Vidéos associées :
Le régime cubain a intensifié ses attaques discursives contre Mike Hammer, chef de la Mission Diplomatique des États-Unis à La Havane, l'accusant de promouvoir la “déstabilisation du pays” par son soutien à des membres de la société civile, des activistes, des journalistes indépendants et des familles de prisonniers politiques.
Mediante des canaux proches du régime et des publications sur les réseaux sociaux, Hammer est accusé d'agir en tant qu'“émissaire impérial”, de violer les protocoles diplomatiques, et d'encourager une présumée stratégie de “guerre hybride” contre Cuba. Il est lié, entre autres, à des réunions tenues avec José Daniel Ferrer, Berta Soler, et des créateurs de contenu.
Conseil d'administration Plaza de la Révolution
Stratégie de propagande : de la dénonciation à la mobilisation
Le discours du régime, abordé précédemment par le média officiel Cubadebate, décrit une prétendue stratégie en phases dirigée par Hammer : victimisation médiatique des opposants, pression économique extérieure et promotion de cybercampagnes depuis l'exil cubain.
Además, elle reprend des étiquettes comme #FueraHammer et #CubaNoSeVende, afin d'activer des réponses sur les réseaux sociaux de la part de structures officielles.
En parallèle, la dictature promeut l'idée que les États-Unis utiliseraient Cuba pour "discréditer les modèles socialistes en Amérique latine" et ouvrir la voie à des intérêts économiques dans des secteurs stratégiques comme la biotechnologie ou le tourisme.
Réaction face à l'activisme diplomatique
Depuis son arrivée à La Havane en novembre 2024, Mike Hammer a maintenu une agenda active de réunions avec des acteurs de la société civile, ce qui a provoqué un malaise visible au sein de l'appareil d'État. Au cours des derniers mois, le Ministère des Affaires Étrangères de Cuba a convoqué à trois reprises des diplomates américains pour exprimer sa “protestation énergique” face à ce qu'il considère comme des actes “d'ingérence”.
A son tour, le gouvernement cubain a utilisé des discours enflammés et des données non vérifiées pour renforcer la narration selon laquelle les États-Unis financent les opposants à des fins déstabilisatrices, citant des organismes comme la NED (National Endowment for Democracy) ou la USAID comme sources de financement étranger pour des figures comme Soler ou Ferrer, ce dernier étant de nouveau en prison de manière injuste.

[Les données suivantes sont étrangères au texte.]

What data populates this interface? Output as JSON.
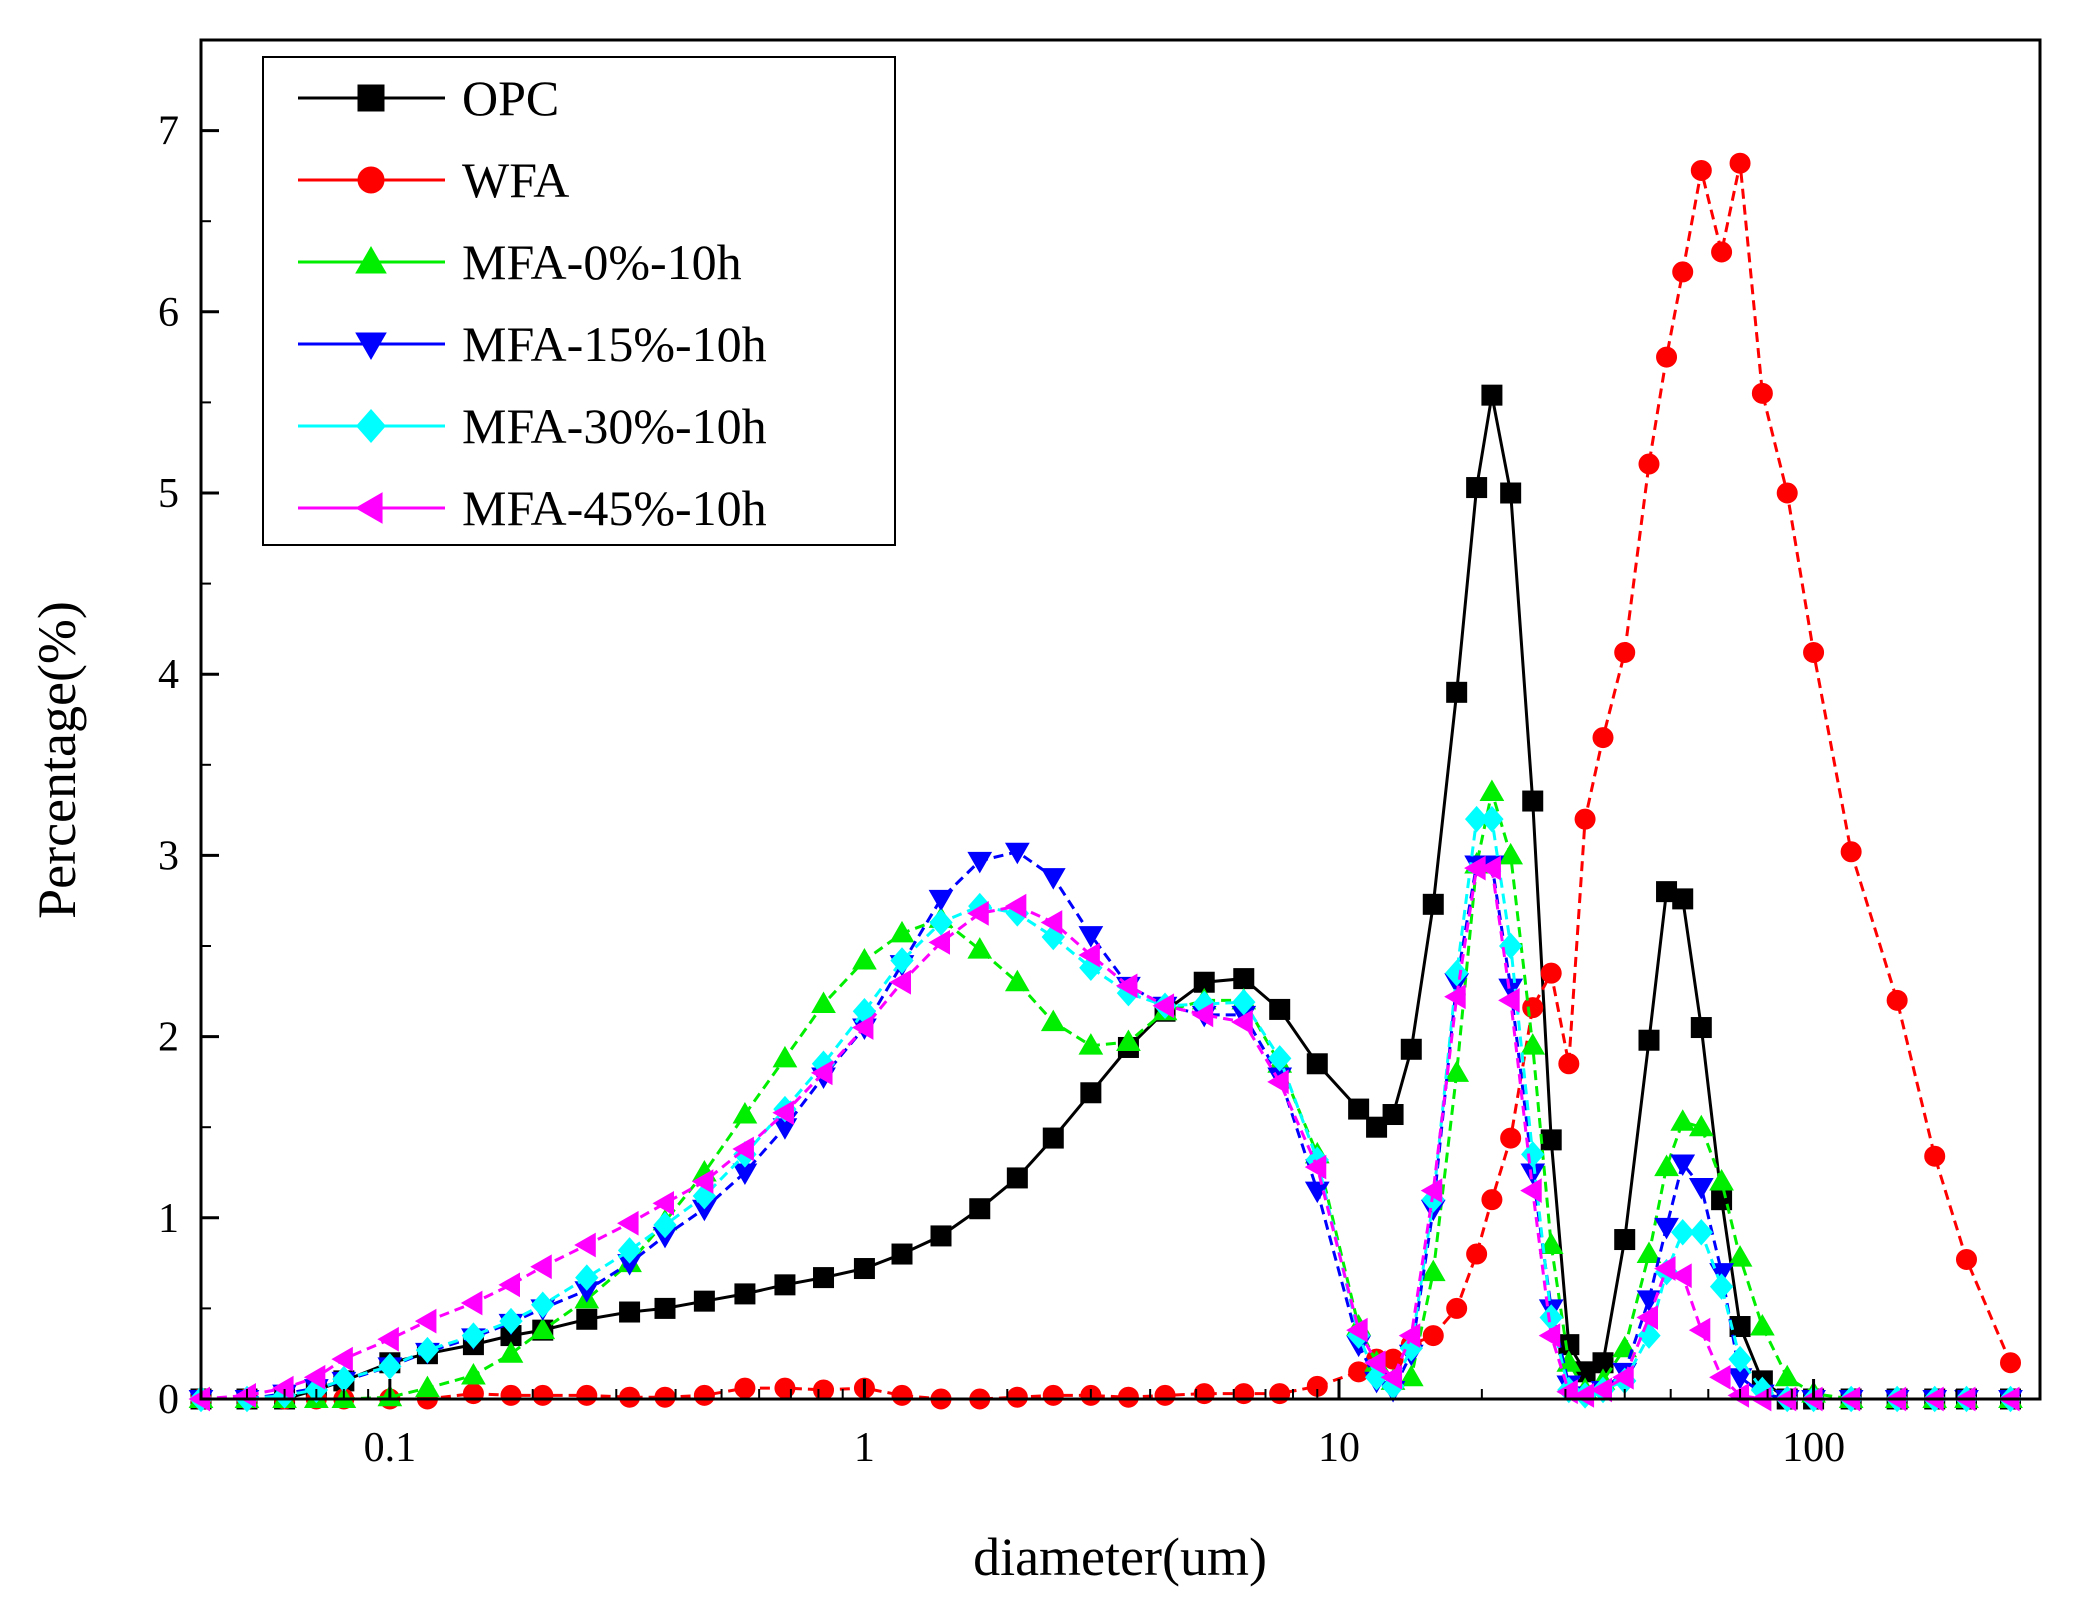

Contexte : détérioration des relations Cuba–États-Unis.
Le face-à-face diplomatique intervient au milieu d'une relation déjà tendue entre les deux pays, marquée par l'inclusion de Cuba dans la liste des pays sponsors du terrorisme, le maintien de l'embargo et une politique étrangère américaine de plus en plus critique envers le bilan en matière de droits humains du régime.
Pendant ce temps, Hammer a continué à partager publiquement son agenda sur l'île, y compris des visites à des prisonniers politiques, des temples religieux et des espaces civiques, ce qui a été interprété par le gouvernement cubain comme une provocation directe.
La sécurité de l'État arrête des opposants avant de rencontrer l'ambassadeur
La organisation non gouvernementale Cubalex a dénoncé une nouvelle vague de répression sélective à Cuba, visant à empêcher que des activistes et des opposants se réunissent avec le chef de la mission diplomatique des États-Unis.
Selon plusieurs publications sur la réseau social X, entre le 29 avril et le 19 mai, des arrestations arbitraires, des convocations, de la surveillance à domicile et de l'isolement ont été documentés contre au moins six membres de la société civile indépendante.
Depuis son arrivée sur l'île en novembre 2024, le diplomate Mike Hammer a maintenu une agenda active de rencontres avec des opposants, des journalistes, des religieux et des familles de prisonniers politiques, qu'il a documentées sur ses réseaux sociaux.